Specifically, to whom do they belong? It seems to me that we spend a lot of time treating breasts as the property of people other than those to whom they are physically attached. I'm surprised when I hear women's male partners being made part of the equation of whether or not she should have breast reconstruction. It's not that I don't understand that he loves her breasts and will miss them, and that there will be some adjustment period for both partners without them. It's that I see this as similar to a partner gaining or losing weight over time; cutting or growing hair; even losing a limb. These are things that happen. Whether or not we adopt cosmetic responses to these things depend on a lot of factors. I'm certainly not going to say that no one should ever use prostheses for cosmetic reasons. But I do think a woman's decision to have reconstructive breast surgery should not be driven by her male partner's desire for her to have breasts. This is a deeply personal decision. The male partner's role in this case, from the perspective of my admittedly short experience as a woman with breast cancer, is to say, "I will love you no matter what. You will always be beautiful, with or without breasts." (If that's not true, then ladies, you married the wrong guys.)
And you know, I'm sure that this kind of thing happens in lesbian relationships, as well, but when I think back to the Lesbian Nation of radical lesbian feminism, I somehow can't quite envision these discussions taking place in these ways. I can envision women challenging the medical establishment's treatment plans and looking for alternative healing, but I can't quite imagine such focus on breasts on the measure of a woman's sexual worth.

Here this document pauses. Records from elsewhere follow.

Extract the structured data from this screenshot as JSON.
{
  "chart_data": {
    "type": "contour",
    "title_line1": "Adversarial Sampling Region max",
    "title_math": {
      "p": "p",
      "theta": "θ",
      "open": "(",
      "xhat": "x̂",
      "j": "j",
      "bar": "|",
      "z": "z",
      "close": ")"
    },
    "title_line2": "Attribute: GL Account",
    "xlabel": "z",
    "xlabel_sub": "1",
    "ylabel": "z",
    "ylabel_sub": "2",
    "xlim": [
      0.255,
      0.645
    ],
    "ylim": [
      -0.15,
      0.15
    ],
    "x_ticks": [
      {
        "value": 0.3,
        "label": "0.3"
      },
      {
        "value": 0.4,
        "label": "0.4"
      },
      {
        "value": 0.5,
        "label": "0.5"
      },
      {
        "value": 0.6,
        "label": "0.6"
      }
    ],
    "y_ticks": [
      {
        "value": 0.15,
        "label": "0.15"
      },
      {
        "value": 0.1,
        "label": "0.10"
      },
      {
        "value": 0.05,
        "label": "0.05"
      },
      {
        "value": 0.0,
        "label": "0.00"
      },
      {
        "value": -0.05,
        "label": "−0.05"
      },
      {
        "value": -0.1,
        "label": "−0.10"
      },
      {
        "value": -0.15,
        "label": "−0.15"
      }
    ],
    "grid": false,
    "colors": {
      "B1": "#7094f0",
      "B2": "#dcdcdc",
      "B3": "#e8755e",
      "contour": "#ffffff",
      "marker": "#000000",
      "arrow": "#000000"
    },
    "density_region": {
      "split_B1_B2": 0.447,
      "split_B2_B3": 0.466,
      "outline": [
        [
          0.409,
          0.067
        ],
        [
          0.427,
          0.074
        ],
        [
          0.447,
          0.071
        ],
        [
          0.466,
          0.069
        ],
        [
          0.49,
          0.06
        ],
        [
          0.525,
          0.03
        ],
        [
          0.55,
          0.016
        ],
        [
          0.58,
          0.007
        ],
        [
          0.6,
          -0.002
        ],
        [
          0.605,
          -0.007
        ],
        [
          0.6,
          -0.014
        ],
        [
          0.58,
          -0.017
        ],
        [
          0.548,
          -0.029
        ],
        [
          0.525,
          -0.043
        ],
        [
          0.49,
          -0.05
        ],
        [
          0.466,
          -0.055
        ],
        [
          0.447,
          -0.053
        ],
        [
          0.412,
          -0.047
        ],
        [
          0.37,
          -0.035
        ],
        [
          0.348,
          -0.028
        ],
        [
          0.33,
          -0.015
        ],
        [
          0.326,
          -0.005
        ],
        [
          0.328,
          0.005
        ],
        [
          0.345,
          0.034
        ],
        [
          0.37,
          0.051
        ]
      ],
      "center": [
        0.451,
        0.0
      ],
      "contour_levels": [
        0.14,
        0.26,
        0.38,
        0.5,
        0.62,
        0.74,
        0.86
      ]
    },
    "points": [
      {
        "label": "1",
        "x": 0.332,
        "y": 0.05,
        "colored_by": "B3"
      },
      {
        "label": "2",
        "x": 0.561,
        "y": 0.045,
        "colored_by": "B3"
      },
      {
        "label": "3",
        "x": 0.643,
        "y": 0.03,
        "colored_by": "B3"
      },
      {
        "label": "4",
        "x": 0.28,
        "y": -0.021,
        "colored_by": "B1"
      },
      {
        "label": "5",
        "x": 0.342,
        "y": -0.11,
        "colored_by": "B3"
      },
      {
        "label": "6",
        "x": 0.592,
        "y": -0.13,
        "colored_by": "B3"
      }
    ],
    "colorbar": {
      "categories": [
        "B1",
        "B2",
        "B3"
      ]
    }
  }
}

I should also say that I don't really have anything against breast reconstruction. I could argue that I'm a purist, and that it seems disingenuous to me to hide the breast cancer epidemic under implants. But it's not really that for me, although I do think there's a grain of truth there. No, it's more that, while I thought about a boob job a few years ago, it never really seemed worth it to undergo the risks of surgery and anesthesia for something cosmetic. I still feel that way. I may not feel that way in five years - I don't know. But for now, it just doesn't seem worth it to me.
That's kind of how I feel about wigs. I don't really want to wear a hot, itchy wig every day. Mostly, I want something that will cover my head and look good. Hats and scarves fit the bill, as do partial wigs (falls?) that peek out from below the hats and scarves. If I can feel good and avoid scaring Bean, then I'm ahead of the game.
I think what this boils down to is two things: 1) I'm not necessarily looking to pass (outside of certain situations). This is what it is, I'm not the first woman with breast cancer and I won't be the last, and I don't feel I need to make myself look like everyone else to hide it; and 2) I don't want to spend unnecessary money or take unnecessary risks. (I'm more than happy to take reasonable and necessary risks, and to spend money on things I really want, though.)
You know what made me really happy today? My hair is nine inches long in some places, and the wig stylist said that she thinks they can use it for wigs for kids with cancer who have lost their hair permanently. My heart soared when she told me that - it just felt so wasteful and sad to throw my hair away, and I will be so happy if someone else can use it.